- Supreme Court of the United States

Argued March 19, 2018 Decided June 11, 2018
- Full case name: Ashley Sveen, et al., v. Kaye Melin
- Docket no.: 16-1432
- Citations: 584 U.S. 811 (more)
- Argument: https://www.oyez.org/cases/2017/16-1432
- Decision: Opinion

Holding
- A law providing that the dissolution or annulment of a marriage revokes any revocable beneficiary designation made by a person to the person's former spouse does not violate the Contracts Clause.

Court membership
- Chief Justice John Roberts Associate Justices Anthony Kennedy · Clarence Thomas Ruth Bader Ginsburg · Stephen Breyer Samuel Alito · Sonia Sotomayor Elena Kagan · Neil Gorsuch

Case opinions
- Majority: Kagan, joined by Roberts, Kennedy, Thomas, Ginsburg, Breyer, Alito, Sotomayor
- Dissent: Gorsuch

Laws applied
- Contracts Clause

= Sveen v. Melin =

2018 U.S. Supreme Court case

Sveen v. Melin, , was a case in which the U.S. Supreme Court decided whether a Minnesota law violated the Contract Clause of the Constitution of the United States.

== Background ==

In 1997, Mark Sveen and Kaye Melin got married, and the next year, Sveen purchased a life insurance policy. Melin was named as the primary beneficiary on this policy, and two of his children from a prior marriage were named as contingent beneficiaries. Sveen and Melin divorced in 2007, but the family court made no mention of the insurance policy. Sveen died in 2011, and a dispute developed between Melin and Sveen's children as to which of them could collect on his policy.

According to a 2002 Minnesota law, "the dissolution or annulment of a marriage revokes any revocable[ ] disposition, beneficiary designation, or appointment of property made by an individual to the individual’s former spouse in a governing instrument," where a governing instrument is defined to include insurance policies. This meant that in the event of a divorce, one partner would be presumptively removed from the other's policies as a beneficiary and vice-versa. Sveen's children claimed that under this law, since their father had not explicitly sought to keep Melin on as his primary beneficiary, they should receive the death benefit.

Article 1, Section 10, Clause 2 of the Constitution, colloquially known as the Contract Clause, says that "no state shall pass any Law impairing the obligation of contracts." Melin argued that, since the Minnesota law did not exist when her ex-husband purchased his insurance policy, to allow it to alter the terms of that policy later would be a violation of the Constitution.
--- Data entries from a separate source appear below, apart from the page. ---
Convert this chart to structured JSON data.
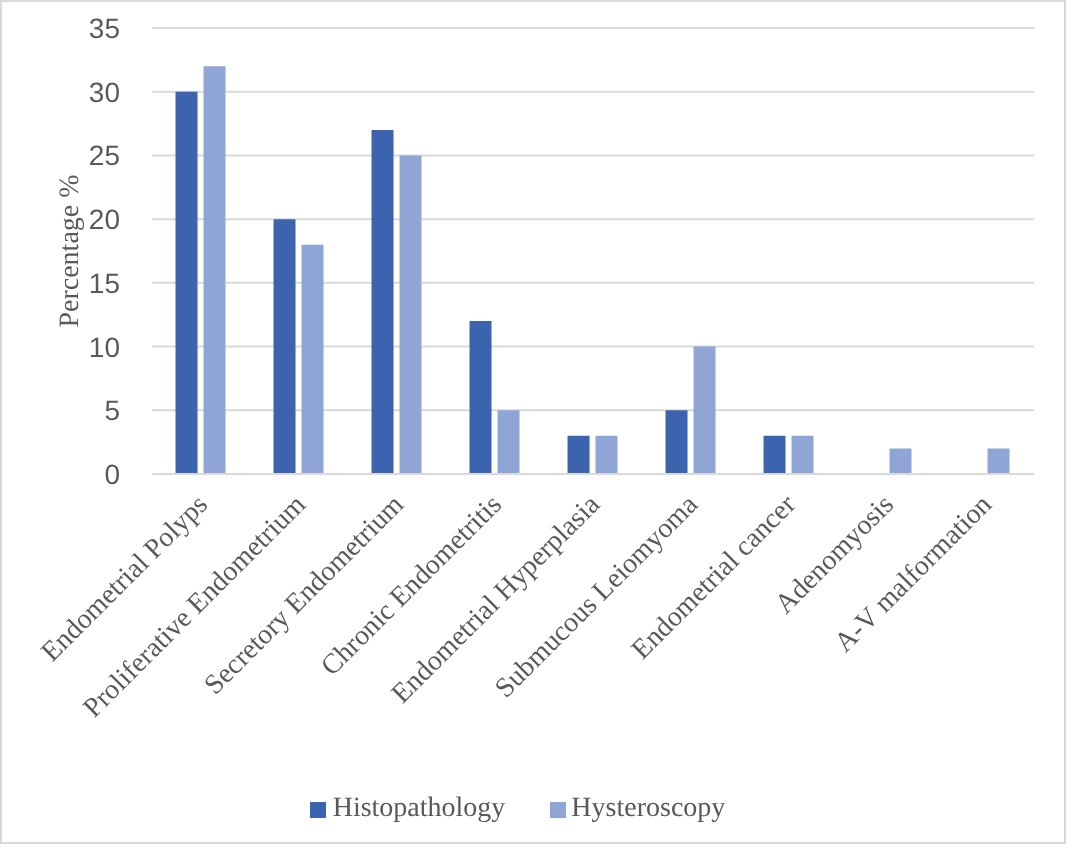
{
  "chart_data": {
    "type": "bar",
    "ylabel": "Percentage %",
    "categories": [
      "Endometrial Polyps",
      "Proliferative Endometrium",
      "Secretory Endometrium",
      "Chronic Endometritis",
      "Endometrial Hyperplasia",
      "Submucous Leiomyoma",
      "Endometrial cancer",
      "Adenomyosis",
      "A-V malformation"
    ],
    "series": [
      {
        "name": "Histopathology",
        "color": "#3c64ae",
        "values": [
          30,
          20,
          27,
          12,
          3,
          5,
          3,
          0,
          0
        ]
      },
      {
        "name": "Hysteroscopy",
        "color": "#8fa5d6",
        "values": [
          32,
          18,
          25,
          5,
          3,
          10,
          3,
          2,
          2
        ]
      }
    ],
    "ylim": [
      0,
      35
    ],
    "yticks": [
      0,
      5,
      10,
      15,
      20,
      25,
      30,
      35
    ],
    "grid": "y",
    "legend": "bottom"
  }
}
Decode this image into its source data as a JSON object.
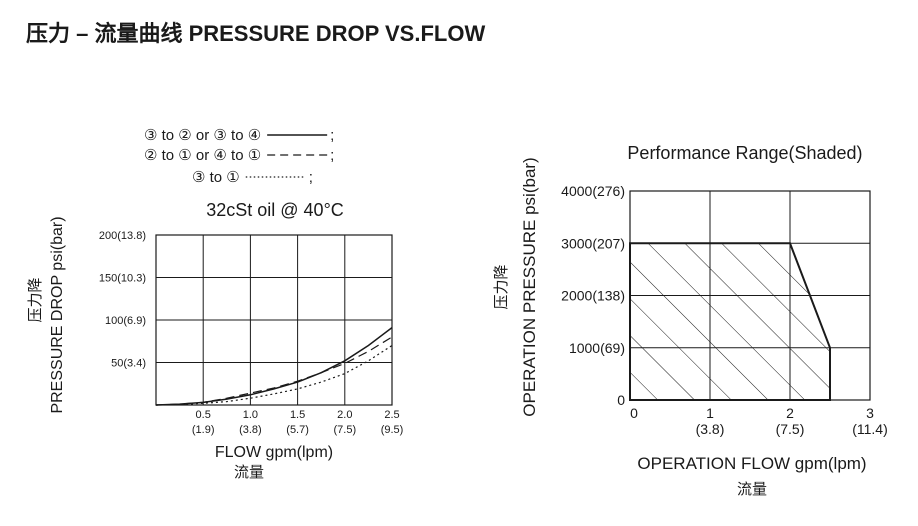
{
  "page": {
    "title": "压力 – 流量曲线 PRESSURE DROP VS.FLOW"
  },
  "chart_data": [
    {
      "type": "line",
      "legend": [
        {
          "label": "③ to ② or ③ to ④",
          "style": "solid",
          "terminator": ";"
        },
        {
          "label": "② to ① or ④ to ①",
          "style": "dashed",
          "terminator": ";"
        },
        {
          "label": "③ to ①",
          "style": "dotted",
          "terminator": ";"
        }
      ],
      "title": "32cSt oil @ 40°C",
      "ylabel": "PRESSURE DROP psi(bar)",
      "ylabel_cn": "压力降",
      "xlabel": "FLOW gpm(lpm)",
      "xlabel_cn": "流量",
      "xlim": [
        0,
        2.5
      ],
      "ylim": [
        0,
        200
      ],
      "x_ticks": [
        {
          "value": 0.5,
          "label": "0.5",
          "sublabel": "(1.9)"
        },
        {
          "value": 1.0,
          "label": "1.0",
          "sublabel": "(3.8)"
        },
        {
          "value": 1.5,
          "label": "1.5",
          "sublabel": "(5.7)"
        },
        {
          "value": 2.0,
          "label": "2.0",
          "sublabel": "(7.5)"
        },
        {
          "value": 2.5,
          "label": "2.5",
          "sublabel": "(9.5)"
        }
      ],
      "y_ticks": [
        {
          "value": 50,
          "label": "50(3.4)"
        },
        {
          "value": 100,
          "label": "100(6.9)"
        },
        {
          "value": 150,
          "label": "150(10.3)"
        },
        {
          "value": 200,
          "label": "200(13.8)"
        }
      ],
      "series": [
        {
          "name": "③ to ② or ③ to ④",
          "style": "solid",
          "x": [
            0,
            0.25,
            0.5,
            0.75,
            1.0,
            1.25,
            1.5,
            1.75,
            2.0,
            2.25,
            2.5
          ],
          "y": [
            0,
            1,
            3,
            7,
            12,
            19,
            27,
            38,
            52,
            70,
            91
          ]
        },
        {
          "name": "② to ① or ④ to ①",
          "style": "dashed",
          "x": [
            0,
            0.25,
            0.5,
            0.75,
            1.0,
            1.25,
            1.5,
            1.75,
            2.0,
            2.25,
            2.5
          ],
          "y": [
            0,
            1,
            3,
            8,
            14,
            20,
            28,
            38,
            49,
            63,
            80
          ]
        },
        {
          "name": "③ to ①",
          "style": "dotted",
          "x": [
            0,
            0.25,
            0.5,
            0.75,
            1.0,
            1.25,
            1.5,
            1.75,
            2.0,
            2.25,
            2.5
          ],
          "y": [
            0,
            0.5,
            2,
            4,
            8,
            13,
            19,
            27,
            37,
            52,
            70
          ]
        }
      ]
    },
    {
      "type": "area",
      "title": "Performance Range(Shaded)",
      "ylabel": "OPERATION PRESSURE psi(bar)",
      "ylabel_cn": "压力降",
      "xlabel": "OPERATION FLOW gpm(lpm)",
      "xlabel_cn": "流量",
      "xlim": [
        0,
        3
      ],
      "ylim": [
        0,
        4000
      ],
      "x_ticks": [
        {
          "value": 0,
          "label": "0",
          "sublabel": ""
        },
        {
          "value": 1,
          "label": "1",
          "sublabel": "(3.8)"
        },
        {
          "value": 2,
          "label": "2",
          "sublabel": "(7.5)"
        },
        {
          "value": 3,
          "label": "3",
          "sublabel": "(11.4)"
        }
      ],
      "y_ticks": [
        {
          "value": 0,
          "label": "0"
        },
        {
          "value": 1000,
          "label": "1000(69)"
        },
        {
          "value": 2000,
          "label": "2000(138)"
        },
        {
          "value": 3000,
          "label": "3000(207)"
        },
        {
          "value": 4000,
          "label": "4000(276)"
        }
      ],
      "region": {
        "x": [
          0,
          2,
          2.5,
          2.5,
          0
        ],
        "y": [
          3000,
          3000,
          1000,
          0,
          0
        ]
      }
    }
  ]
}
The District Court of Minnesota ruled in favor of the Sveens, but the United States Court of Appeals for the Eighth Circuit reversed on appeal.

== Supreme Court ==
The court reversed the Eighth Circuit in an 8–1 decision with the majority opinion authored by Associate Justice Elena Kagan.

=== Majority opinion ===
Justice Kagan stated that in Contract Clause cases, the court typically applies a two-step test. First, the court asks a threshold question as to whether the state law has "operated as a substantial impairment of a contractual relationship." If the court finds that there is a substantial impairment, they then move on to the second part of the test, which asks whether the law is an “appropriate” and “reasonable” way to advance “a significant and legitimate public purpose.” Kagan claimed that there were three reasons to stop after the first step and rule against Melin.

First, the law purported to support and further the policy holder's intent rather than impair it, because "most divorcees do not aspire to enrich their former partners."

Second, the law did not disturb a policy holder's expectations because it is well within the power of divorce courts to revoke beneficiary status upon the dissolution of a marriage. Kagan's broader argument on this point was that during a divorce all assets, homes, cars, and insurance policies, are "up for grabs," and as such Melin had no reliance interest in remaining the primary beneficiary on her ex-husband's policy.

Third, if Sveen had so wished, he could have easily prevented the default rule from removing Melin from his policy by submitting a beneficiary change form to reinstate her, or simply informing the insurance company of his intention to do so.

=== Dissenting opinion ===
Justice Neil Gorsuch was the sole dissenter in this case. Gorsuch argued that the retroactive application of the Minnesota law violated the Contract Clause. First, he claimed that the changing of beneficiaries in such a retroactive manner was a substantial impairment on the policy holder. Second, he wrote that Minnesota could have used a much less intrusive method of reaching their goal, such as requiring the divorce court to confirm beneficiary designation before a dissolution is finalized.

Gorsuch also argued that the court's decision introduced a paradox. He wrote that the majority upheld the law partly on the basis that it could be easily undone, "yet the Court just finished telling us the statute is justified because most policyholders neglect their beneficiary designations after divorce. Both claims cannot be true."